The Saxon electress and Polish queen Christiane Eberhardine (1671-1727) received Pretzsch Castle from her husband Augustus the Strong (1670-1733) as a gift at the time of the birth of their first son.
In the upper section of the Baroque garden created for garden lover Eberhardine, there was a water pool with a fountain, surrounded by elaborate decorative beds and exotic pot plants. Today, there is a large grass area and an adventure playground for playing.
A large, lowered water pool gave the courtly society opportunities for pleasurable boat trips and separated the upper section of the garden from the boscage area. The structures of the water pool can still be seen clearly today; additionally, the area will be planted considerably in future.
In the adjacent boscage area, a special feature of the Pretzsch Castle grounds becomes clear. Since the Elbe river ran in direct proximity to the castle grounds, the design of an identical garden plot to the right of the main axis, typical of the Baroque period, could not be implemented. Therefore, the actual main axis of the garden forms the border of the complex on the Elbe side. The Elbe weir currently lies right on this main route. During Christiane Eberhardine’s time, the view of the neighbouring Elbe was unhindered.

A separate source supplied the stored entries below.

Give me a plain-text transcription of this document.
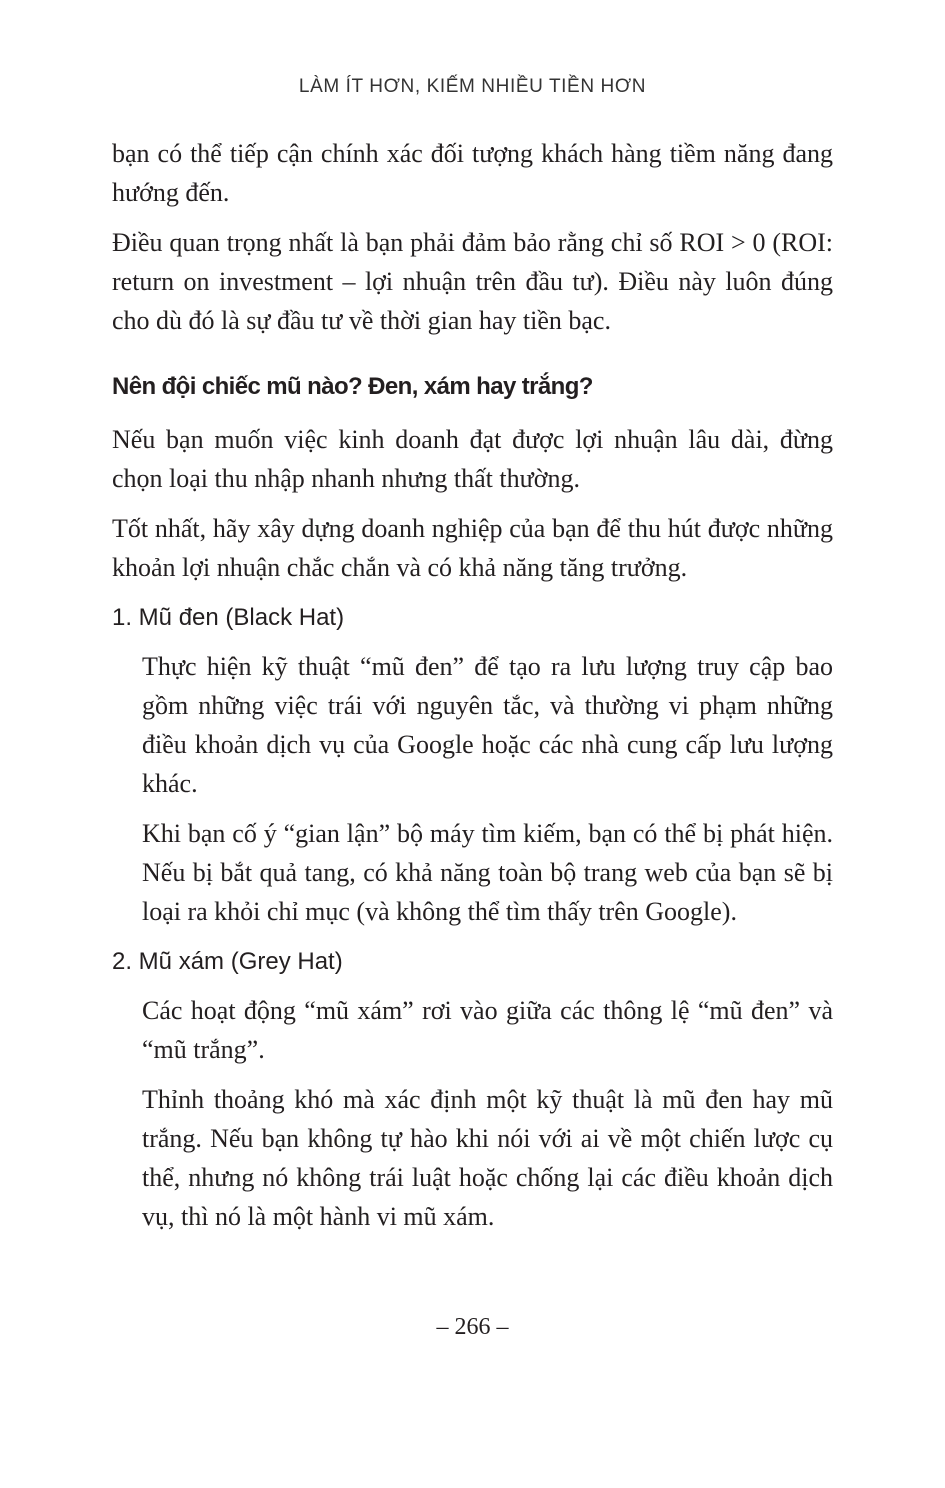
LÀM ÍT HƠN, KIẾM NHIỀU TIỀN HƠN

bạn có thể tiếp cận chính xác đối tượng khách hàng tiềm năng đang hướng đến.

Điều quan trọng nhất là bạn phải đảm bảo rằng chỉ số ROI > 0 (ROI: return on investment – lợi nhuận trên đầu tư). Điều này luôn đúng cho dù đó là sự đầu tư về thời gian hay tiền bạc.

Nên đội chiếc mũ nào? Đen, xám hay trắng?

Nếu bạn muốn việc kinh doanh đạt được lợi nhuận lâu dài, đừng chọn loại thu nhập nhanh nhưng thất thường.

Tốt nhất, hãy xây dựng doanh nghiệp của bạn để thu hút được những khoản lợi nhuận chắc chắn và có khả năng tăng trưởng.

1. Mũ đen (Black Hat)

Thực hiện kỹ thuật “mũ đen” để tạo ra lưu lượng truy cập bao gồm những việc trái với nguyên tắc, và thường vi phạm những điều khoản dịch vụ của Google hoặc các nhà cung cấp lưu lượng khác.

Khi bạn cố ý “gian lận” bộ máy tìm kiếm, bạn có thể bị phát hiện. Nếu bị bắt quả tang, có khả năng toàn bộ trang web của bạn sẽ bị loại ra khỏi chỉ mục (và không thể tìm thấy trên Google).

2. Mũ xám (Grey Hat)

Các hoạt động “mũ xám” rơi vào giữa các thông lệ “mũ đen” và “mũ trắng”.

Thỉnh thoảng khó mà xác định một kỹ thuật là mũ đen hay mũ trắng. Nếu bạn không tự hào khi nói với ai về một chiến lược cụ thể, nhưng nó không trái luật hoặc chống lại các điều khoản dịch vụ, thì nó là một hành vi mũ xám.

– 266 –
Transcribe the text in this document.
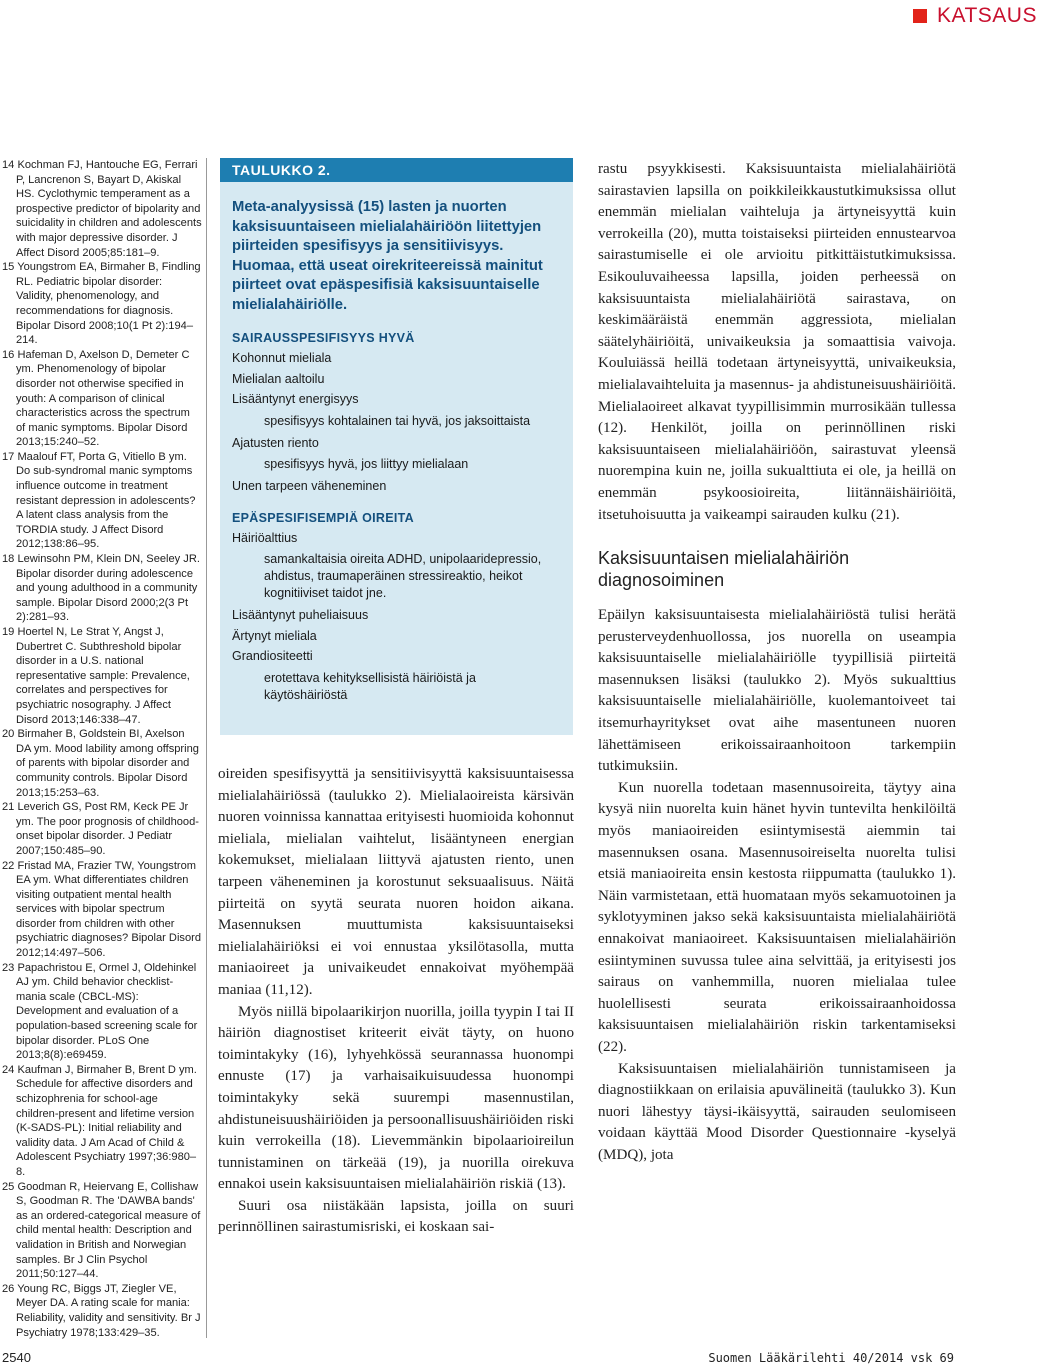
KATSAUS
14 Kochman FJ, Hantouche EG, Ferrari P, Lancrenon S, Bayart D, Akiskal HS. Cyclothymic temperament as a prospective predictor of bipolarity and suicidality in children and adolescents with major depressive disorder. J Affect Disord 2005;85:181–9.
15 Youngstrom EA, Birmaher B, Findling RL. Pediatric bipolar disorder: Validity, phenomenology, and recommendations for diagnosis. Bipolar Disord 2008;10(1 Pt 2):194–214.
16 Hafeman D, Axelson D, Demeter C ym. Phenomenology of bipolar disorder not otherwise specified in youth: A comparison of clinical characteristics across the spectrum of manic symptoms. Bipolar Disord 2013;15:240–52.
17 Maalouf FT, Porta G, Vitiello B ym. Do sub-syndromal manic symptoms influence outcome in treatment resistant depression in adolescents? A latent class analysis from the TORDIA study. J Affect Disord 2012;138:86–95.
18 Lewinsohn PM, Klein DN, Seeley JR. Bipolar disorder during adolescence and young adulthood in a community sample. Bipolar Disord 2000;2(3 Pt 2):281–93.
19 Hoertel N, Le Strat Y, Angst J, Dubertret C. Subthreshold bipolar disorder in a U.S. national representative sample: Prevalence, correlates and perspectives for psychiatric nosography. J Affect Disord 2013;146:338–47.
20 Birmaher B, Goldstein BI, Axelson DA ym. Mood lability among offspring of parents with bipolar disorder and community controls. Bipolar Disord 2013;15:253–63.
21 Leverich GS, Post RM, Keck PE Jr ym. The poor prognosis of childhood-onset bipolar disorder. J Pediatr 2007;150:485–90.
22 Fristad MA, Frazier TW, Youngstrom EA ym. What differentiates children visiting outpatient mental health services with bipolar spectrum disorder from children with other psychiatric diagnoses? Bipolar Disord 2012;14:497–506.
23 Papachristou E, Ormel J, Oldehinkel AJ ym. Child behavior checklist-mania scale (CBCL-MS): Development and evaluation of a population-based screening scale for bipolar disorder. PLoS One 2013;8(8):e69459.
24 Kaufman J, Birmaher B, Brent D ym. Schedule for affective disorders and schizophrenia for school-age children-present and lifetime version (K-SADS-PL): Initial reliability and validity data. J Am Acad of Child & Adolescent Psychiatry 1997;36:980–8.
25 Goodman R, Heiervang E, Collishaw S, Goodman R. The 'DAWBA bands' as an ordered-categorical measure of child mental health: Description and validation in British and Norwegian samples. Br J Clin Psychol 2011;50:127–44.
26 Young RC, Biggs JT, Ziegler VE, Meyer DA. A rating scale for mania: Reliability, validity and sensitivity. Br J Psychiatry 1978;133:429–35.
TAULUKKO 2.
Meta-analyysissä (15) lasten ja nuorten kaksisuuntaiseen mielialahäiriöön liitettyjen piirteiden spesifisyys ja sensitiivisyys.
Huomaa, että useat oirekriteereissä mainitut piirteet ovat epäspesifisiä kaksisuuntaiselle mielialahäiriölle.
SAIRAUSSPESIFISYYS HYVÄ
Kohonnut mieliala
Mielialan aaltoilu
Lisääntynyt energisyys
spesifisyys kohtalainen tai hyvä, jos jaksoittaista
Ajatusten riento
spesifisyys hyvä, jos liittyy mielialaan
Unen tarpeen väheneminen
EPÄSPESIFISEMPIÄ OIREITA
Häiriöalttius
samankaltaisia oireita ADHD, unipolaaridepressio, ahdistus, traumaperäinen stressireaktio, heikot kognitiiviset taidot jne.
Lisääntynyt puheliaisuus
Ärtynyt mieliala
Grandiositeetti
erotettava kehityksellisistä häiriöistä ja käytöshäiriöstä

oireiden spesifisyyttä ja sensitiivisyyttä kaksisuuntaisessa mielialahäiriössä (taulukko 2). Mielialaoireista kärsivän nuoren voinnissa kannattaa erityisesti huomioida kohonnut mieliala, mielialan vaihtelut, lisääntyneen energian kokemukset, mielialaan liittyvä ajatusten riento, unen tarpeen väheneminen ja korostunut seksuaalisuus. Näitä piirteitä on syytä seurata nuoren hoidon aikana. Masennuksen muuttumista kaksisuuntaiseksi mielialahäiriöksi ei voi ennustaa yksilötasolla, mutta maniaoireet ja univaikeudet ennakoivat myöhempää maniaa (11,12).

Myös niillä bipolaarikirjon nuorilla, joilla tyypin I tai II häiriön diagnostiset kriteerit eivät täyty, on huono toimintakyky (16), lyhyehkössä seurannassa huonompi ennuste (17) ja varhaisaikuisuudessa huonompi toimintakyky sekä suurempi masennustilan, ahdistuneisuushäiriöiden ja persoonallisuushäiriöiden riski kuin verrokeilla (18). Lievemmänkin bipolaarioireilun tunnistaminen on tärkeää (19), ja nuorilla oirekuva ennakoi usein kaksisuuntaisen mielialahäiriön riskiä (13).

Suuri osa niistäkään lapsista, joilla on suuri perinnöllinen sairastumisriski, ei koskaan sai-

rastu psyykkisesti. Kaksisuuntaista mielialahäiriötä sairastavien lapsilla on poikkileikkaustutkimuksissa ollut enemmän mielialan vaihteluja ja ärtyneisyyttä kuin verrokeilla (20), mutta toistaiseksi piirteiden ennustearvoa sairastumiselle ei ole arvioitu pitkittäistutkimuksissa. Esikouluvaiheessa lapsilla, joiden perheessä on kaksisuuntaista mielialahäiriötä sairastava, on keskimääräistä enemmän aggressiota, mielialan säätelyhäiriöitä, univaikeuksia ja somaattisia vaivoja. Kouluiässä heillä todetaan ärtyneisyyttä, univaikeuksia, mielialavaihteluita ja masennus- ja ahdistuneisuushäiriöitä. Mielialaoireet alkavat tyypillisimmin murrosikään tullessa (12). Henkilöt, joilla on perinnöllinen riski kaksisuuntaiseen mielialahäiriöön, sairastuvat yleensä nuorempina kuin ne, joilla sukualttiuta ei ole, ja heillä on enemmän psykoosioireita, liitännäishäiriöitä, itsetuhoisuutta ja vaikeampi sairauden kulku (21).

Kaksisuuntaisen mielialahäiriön diagnosoiminen

Epäilyn kaksisuuntaisesta mielialahäiriöstä tulisi herätä perusterveydenhuollossa, jos nuorella on useampia kaksisuuntaiselle mielialahäiriölle tyypillisiä piirteitä masennuksen lisäksi (taulukko 2). Myös sukualttius kaksisuuntaiselle mielialahäiriölle, kuolemantoiveet tai itsemurhayritykset ovat aihe masentuneen nuoren lähettämiseen erikoissairaanhoitoon tarkempiin tutkimuksiin.

Kun nuorella todetaan masennusoireita, täytyy aina kysyä niin nuorelta kuin hänet hyvin tuntevilta henkilöiltä myös maniaoireiden esiintymisestä aiemmin tai masennuksen osana. Masennusoireiselta nuorelta tulisi etsiä maniaoireita ensin kestosta riippumatta (taulukko 1). Näin varmistetaan, että huomataan myös sekamuotoinen ja syklotyyminen jakso sekä kaksisuuntaista mielialahäiriötä ennakoivat maniaoireet. Kaksisuuntaisen mielialahäiriön esiintyminen suvussa tulee aina selvittää, ja erityisesti jos sairaus on vanhemmilla, nuoren mielialaa tulee huolellisesti seurata erikoissairaanhoidossa kaksisuuntaisen mielialahäiriön riskin tarkentamiseksi (22).

Kaksisuuntaisen mielialahäiriön tunnistamiseen ja diagnostiikkaan on erilaisia apuvälineitä (taulukko 3). Kun nuori lähestyy täysi-ikäisyyttä, sairauden seulomiseen voidaan käyttää Mood Disorder Questionnaire -kyselyä (MDQ), jota

2540	Suomen Lääkärilehti 40/2014 vsk 69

After the death of Augustus the Strong in 1733 – his wife died six years previously – the reshaping and conversion of the garden areas began. The biggest changes took place towards the end of the 18th century with the redesign as an English country park. The strict shapes were overlaid, the paths received a curved gradient and a natural seeming plantation with bushes and hedges followed. In an extensive renovation, the character of the Baroque park complex will now be made visible again by 2019.
The castle now looks back at a history of nearly 200 years as a home for children and young people. As an institution of the state corporation Salus gGmbH, today’s Pretzsch Home for Children and Youths offers all areas of modern child and youth aid.